隠したがりの傷心にゃんこは冷徹上司に拾われて

冷徹上司の裏の顔

「結婚、ねえ……」

 居酒屋を出て、家までの道を酔い冷ましもかねてのんびりと歩く。
 少し飲みすぎたらしい。
 頬をなでる夏の夜の風が、心地よい。

 駅からは公園を横切ると近道だ。
 ついでに自販機で水でも買おうと、公園に入る。

 すると、小さな白い生き物が目に入った。

「野良猫……?」

 何かに近づこうとして、でも警戒しているようでもある。

 猫の視線の先を辿る。
 ベンチに腰掛ける、スーツを着た大柄な男性がいた。その手には、市販品らしい猫じゃらしが握られている。

 ……猫と、遊びたいのかな?

 男性は、猫が喜びそうな角度で猫じゃらしを動かす。
 なのに、猫は背を反らせたままじっとしていて、顔だけがその先端を追っている。

「ふふっ」

 滑稽な様子に思わず声に出して笑ってしまう。
 すると、大柄な男性がこちらを振り向いた。

 その男性の顔を、私は知っている。
 目が合う。
 男性も私に気が付いたようで、その目を見開く。
 多分、私も同じ顔をしている。

「…………猫宮?」

「…………部長?」

 私たちは、ほぼ同時に互いのことを呼んでいた。

 私たちの間を、夏の夜風が吹き抜ける。
 すると、白猫が私に気づいたらしい。私の方へ徐に歩いてきて、「にゃあ」と暢気に一声鳴いた。

 白猫は私の足元にすり寄ってくる。
 可愛さに負けて、思わずしゃがみ込み、その背を撫でる。あごの下を撫でてやると、気持ちよさそうにゴロゴロと鳴いた。

「猫宮は、猫に好かれるんだな」

 はっとして、顔を上げた。部長が、こちらを見下ろしていた。

 目が合い、「お疲れ様です」と口が勝手に動く。
 しかし、その目尻がいつもより優しく垂れている気がして、親近感を覚える。

「ねこじゃらし、自前ですよね? 猫、お好きなんですね」

 部長は「ああ」と短く言う。
 膝に肘をついて、手に持った猫じゃらしをくるくる回し、ふわふわと動く先端を見つめながら。

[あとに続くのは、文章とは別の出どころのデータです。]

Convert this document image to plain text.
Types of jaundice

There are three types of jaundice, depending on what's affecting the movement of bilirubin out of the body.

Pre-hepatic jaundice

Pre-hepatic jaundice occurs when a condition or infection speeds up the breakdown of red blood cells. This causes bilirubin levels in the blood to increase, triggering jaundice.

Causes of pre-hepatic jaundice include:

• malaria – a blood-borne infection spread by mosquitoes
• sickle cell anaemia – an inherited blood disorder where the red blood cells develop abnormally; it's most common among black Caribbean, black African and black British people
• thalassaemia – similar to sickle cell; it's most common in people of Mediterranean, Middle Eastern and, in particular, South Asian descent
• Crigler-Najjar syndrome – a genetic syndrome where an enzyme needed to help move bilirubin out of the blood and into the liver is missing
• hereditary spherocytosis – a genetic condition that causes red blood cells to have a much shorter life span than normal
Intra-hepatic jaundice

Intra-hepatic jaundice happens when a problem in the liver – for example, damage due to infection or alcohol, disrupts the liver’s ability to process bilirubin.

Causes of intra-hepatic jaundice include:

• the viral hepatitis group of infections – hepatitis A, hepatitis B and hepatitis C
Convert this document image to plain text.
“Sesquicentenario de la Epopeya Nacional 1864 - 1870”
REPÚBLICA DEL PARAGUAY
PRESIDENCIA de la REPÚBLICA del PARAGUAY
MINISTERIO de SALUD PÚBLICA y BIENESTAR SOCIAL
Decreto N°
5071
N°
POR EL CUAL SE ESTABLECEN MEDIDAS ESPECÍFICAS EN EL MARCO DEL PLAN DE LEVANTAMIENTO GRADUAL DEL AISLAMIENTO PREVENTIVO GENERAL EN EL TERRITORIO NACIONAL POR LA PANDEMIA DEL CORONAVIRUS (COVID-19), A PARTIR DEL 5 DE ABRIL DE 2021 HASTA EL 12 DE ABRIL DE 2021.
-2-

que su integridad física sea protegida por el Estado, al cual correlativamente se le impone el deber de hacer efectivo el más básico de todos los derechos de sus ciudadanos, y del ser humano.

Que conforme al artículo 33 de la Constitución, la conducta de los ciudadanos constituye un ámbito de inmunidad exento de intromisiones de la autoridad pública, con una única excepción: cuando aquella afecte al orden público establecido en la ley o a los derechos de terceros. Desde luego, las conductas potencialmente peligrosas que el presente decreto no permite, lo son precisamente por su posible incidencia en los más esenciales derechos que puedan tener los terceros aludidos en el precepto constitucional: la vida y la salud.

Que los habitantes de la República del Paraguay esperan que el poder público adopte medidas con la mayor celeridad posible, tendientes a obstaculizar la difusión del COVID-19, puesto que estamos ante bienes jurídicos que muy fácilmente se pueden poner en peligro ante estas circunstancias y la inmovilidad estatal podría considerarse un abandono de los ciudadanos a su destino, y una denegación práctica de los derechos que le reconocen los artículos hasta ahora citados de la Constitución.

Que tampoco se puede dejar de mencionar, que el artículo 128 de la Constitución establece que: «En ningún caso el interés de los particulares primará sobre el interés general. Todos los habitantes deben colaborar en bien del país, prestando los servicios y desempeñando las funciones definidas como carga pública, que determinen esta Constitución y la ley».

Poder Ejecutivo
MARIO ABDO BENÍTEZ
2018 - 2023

「野良猫でも、これで心を通わせられたらと、思ってな」

 部長は、きっと猫に触れたいのだろう。
 だったら。

 私は白猫をひょいと抱き上げ、部長の隣に腰かけた。
 膝に乗せた白猫は温かい。いきなり立ち上がったことで酔いが回って、気持ちがふわふわした。

「だが、猫の方は俺のことをあまり好きではないらしい」

 部長は言いながら、猫の背を撫でようと手を伸ばす。
 すると白猫は、急に「シャーッ!」と大口を開けて部長を威嚇する。

「ほら、この通りだ」

 部長は自嘲するように、鼻から息をもらした。